Emma Amos’s “Zebras” (circa 1980) is painted on a handmade fabric, combining weaving with the more conventional pigment application. Joan Semmel’s “Erotic Yellow” (1973) features a semi-explicit image of an interracial couple. Faith Ringgold’s geometrically abstract canvasses from 1974 are displayed with a soft sculpture featuring three figures. Ellen Phelan’s “Untitled (Water Wheel),” from the 1970s, is propped in the middle of the room. Ida Applebroog’s two “paintings” are actually executed on see-through vellum.
Many well-known artists are here, including Elizabeth Murray, Susan Rothenberg, Pat Steir, Dorothea Rockburne, Howardena Pindell and Mary Heilmann. Some of the most exciting works, however, are by lesser-known ones like Betty Blayton, Vivian Browne and Martha Diamond.

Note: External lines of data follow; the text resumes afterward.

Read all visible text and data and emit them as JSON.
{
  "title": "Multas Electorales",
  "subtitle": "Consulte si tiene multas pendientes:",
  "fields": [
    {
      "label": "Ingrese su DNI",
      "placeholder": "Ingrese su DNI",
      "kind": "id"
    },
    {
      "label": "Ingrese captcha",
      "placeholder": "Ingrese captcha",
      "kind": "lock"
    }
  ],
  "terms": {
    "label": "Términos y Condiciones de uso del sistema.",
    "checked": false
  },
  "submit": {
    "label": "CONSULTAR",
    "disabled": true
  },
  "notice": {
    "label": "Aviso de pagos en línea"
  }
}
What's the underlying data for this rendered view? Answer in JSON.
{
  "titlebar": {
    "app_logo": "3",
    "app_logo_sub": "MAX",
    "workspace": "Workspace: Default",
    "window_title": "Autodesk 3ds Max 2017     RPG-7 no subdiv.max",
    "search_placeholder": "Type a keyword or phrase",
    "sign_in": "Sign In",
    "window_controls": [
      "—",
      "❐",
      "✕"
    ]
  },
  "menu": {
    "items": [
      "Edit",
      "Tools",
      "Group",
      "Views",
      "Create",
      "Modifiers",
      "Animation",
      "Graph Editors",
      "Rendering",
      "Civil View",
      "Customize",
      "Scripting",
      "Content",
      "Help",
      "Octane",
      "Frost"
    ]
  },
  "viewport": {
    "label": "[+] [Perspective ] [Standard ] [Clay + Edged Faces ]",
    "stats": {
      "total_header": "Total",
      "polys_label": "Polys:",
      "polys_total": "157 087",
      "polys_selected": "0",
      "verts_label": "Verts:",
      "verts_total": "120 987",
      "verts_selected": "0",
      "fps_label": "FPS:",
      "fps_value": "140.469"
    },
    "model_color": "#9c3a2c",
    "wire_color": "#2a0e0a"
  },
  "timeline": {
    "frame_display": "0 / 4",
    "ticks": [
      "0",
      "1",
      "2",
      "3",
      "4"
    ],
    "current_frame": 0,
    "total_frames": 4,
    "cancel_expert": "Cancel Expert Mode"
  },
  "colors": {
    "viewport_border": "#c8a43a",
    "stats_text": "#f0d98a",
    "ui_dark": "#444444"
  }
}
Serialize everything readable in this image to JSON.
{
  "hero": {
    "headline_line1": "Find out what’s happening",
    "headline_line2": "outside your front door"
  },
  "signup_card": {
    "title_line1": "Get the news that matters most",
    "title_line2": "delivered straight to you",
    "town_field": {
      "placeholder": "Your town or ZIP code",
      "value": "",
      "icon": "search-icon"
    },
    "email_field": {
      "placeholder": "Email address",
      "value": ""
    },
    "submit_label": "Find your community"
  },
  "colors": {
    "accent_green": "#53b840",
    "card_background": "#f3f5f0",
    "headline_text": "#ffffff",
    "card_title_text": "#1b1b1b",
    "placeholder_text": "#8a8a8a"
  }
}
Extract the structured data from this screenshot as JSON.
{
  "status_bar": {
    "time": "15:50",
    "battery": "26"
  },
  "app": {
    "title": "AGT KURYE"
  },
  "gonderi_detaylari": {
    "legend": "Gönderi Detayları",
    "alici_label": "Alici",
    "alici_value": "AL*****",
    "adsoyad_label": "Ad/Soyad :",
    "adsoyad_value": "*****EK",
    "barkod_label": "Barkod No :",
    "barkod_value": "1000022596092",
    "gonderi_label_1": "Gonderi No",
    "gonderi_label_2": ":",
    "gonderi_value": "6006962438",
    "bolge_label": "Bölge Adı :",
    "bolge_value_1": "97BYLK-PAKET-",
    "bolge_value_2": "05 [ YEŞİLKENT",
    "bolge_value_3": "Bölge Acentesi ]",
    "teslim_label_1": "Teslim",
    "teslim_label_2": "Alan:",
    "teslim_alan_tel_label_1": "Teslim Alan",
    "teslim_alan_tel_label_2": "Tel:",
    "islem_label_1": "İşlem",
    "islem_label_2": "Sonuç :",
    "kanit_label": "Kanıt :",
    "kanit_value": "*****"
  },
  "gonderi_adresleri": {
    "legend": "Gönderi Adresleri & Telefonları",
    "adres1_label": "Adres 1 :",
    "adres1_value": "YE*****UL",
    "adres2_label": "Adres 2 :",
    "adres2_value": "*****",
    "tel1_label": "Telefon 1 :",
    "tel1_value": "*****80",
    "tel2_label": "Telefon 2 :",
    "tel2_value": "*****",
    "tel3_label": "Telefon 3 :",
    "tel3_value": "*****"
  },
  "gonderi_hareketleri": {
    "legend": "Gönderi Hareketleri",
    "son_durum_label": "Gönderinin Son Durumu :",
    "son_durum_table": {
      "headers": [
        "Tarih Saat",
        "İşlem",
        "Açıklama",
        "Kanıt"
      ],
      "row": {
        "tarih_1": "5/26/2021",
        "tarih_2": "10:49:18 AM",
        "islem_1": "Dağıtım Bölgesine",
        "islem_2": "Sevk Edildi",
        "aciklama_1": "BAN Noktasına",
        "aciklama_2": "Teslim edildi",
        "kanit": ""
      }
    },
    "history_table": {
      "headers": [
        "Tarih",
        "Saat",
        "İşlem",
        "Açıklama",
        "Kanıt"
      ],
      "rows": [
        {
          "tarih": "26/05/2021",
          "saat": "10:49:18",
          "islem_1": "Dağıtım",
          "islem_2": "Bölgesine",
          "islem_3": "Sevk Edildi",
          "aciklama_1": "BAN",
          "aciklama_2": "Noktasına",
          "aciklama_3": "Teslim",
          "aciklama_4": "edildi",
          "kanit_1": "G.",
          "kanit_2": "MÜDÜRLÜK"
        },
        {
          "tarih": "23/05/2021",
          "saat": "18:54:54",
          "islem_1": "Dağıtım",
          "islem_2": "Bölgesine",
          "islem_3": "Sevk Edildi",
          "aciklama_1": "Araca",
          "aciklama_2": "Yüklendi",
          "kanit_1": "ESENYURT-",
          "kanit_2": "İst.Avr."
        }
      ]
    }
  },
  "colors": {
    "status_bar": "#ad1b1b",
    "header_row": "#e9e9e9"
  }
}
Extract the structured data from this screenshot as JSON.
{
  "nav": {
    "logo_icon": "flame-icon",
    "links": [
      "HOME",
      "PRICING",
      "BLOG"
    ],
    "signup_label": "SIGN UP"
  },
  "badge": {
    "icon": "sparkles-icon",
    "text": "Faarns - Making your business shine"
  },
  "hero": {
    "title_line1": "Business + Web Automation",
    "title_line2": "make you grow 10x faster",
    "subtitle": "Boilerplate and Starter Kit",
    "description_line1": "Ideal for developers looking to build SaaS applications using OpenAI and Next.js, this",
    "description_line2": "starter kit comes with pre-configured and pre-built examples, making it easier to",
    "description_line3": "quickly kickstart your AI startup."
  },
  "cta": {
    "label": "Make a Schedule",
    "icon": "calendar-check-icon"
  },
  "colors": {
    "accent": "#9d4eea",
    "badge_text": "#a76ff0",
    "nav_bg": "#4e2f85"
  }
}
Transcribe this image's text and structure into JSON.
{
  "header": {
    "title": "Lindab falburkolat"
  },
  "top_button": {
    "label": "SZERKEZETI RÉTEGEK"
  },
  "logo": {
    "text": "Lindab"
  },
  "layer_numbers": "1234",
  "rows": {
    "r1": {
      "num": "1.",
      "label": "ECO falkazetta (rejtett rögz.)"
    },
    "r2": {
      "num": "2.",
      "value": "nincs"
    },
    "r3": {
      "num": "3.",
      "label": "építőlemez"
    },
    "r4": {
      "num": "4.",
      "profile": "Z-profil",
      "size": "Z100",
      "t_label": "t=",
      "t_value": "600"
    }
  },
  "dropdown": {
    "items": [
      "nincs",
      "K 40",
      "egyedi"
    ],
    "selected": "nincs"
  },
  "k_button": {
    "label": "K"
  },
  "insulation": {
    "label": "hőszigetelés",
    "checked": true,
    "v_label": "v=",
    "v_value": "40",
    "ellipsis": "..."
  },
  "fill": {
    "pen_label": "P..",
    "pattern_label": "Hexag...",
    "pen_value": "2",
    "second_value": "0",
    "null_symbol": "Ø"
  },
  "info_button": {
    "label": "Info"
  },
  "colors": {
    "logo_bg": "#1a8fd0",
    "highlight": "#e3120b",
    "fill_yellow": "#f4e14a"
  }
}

On the wall, Shapiro offers a stellar presentation of painting in an age when the medium was disparaged, and much of the work looks incredibly fresh today. Beyond this, you can only imagine some of the arguments brewing around aesthetics, feminism, race and sexuality, since the painters included here were from older generations than Shapiro’s, with plenty of their own artistic feuds and factions. Perhaps these will be addressed in the forthcoming catalog, which features essays by luminary critics like Hilton Als and Lucy Lippard.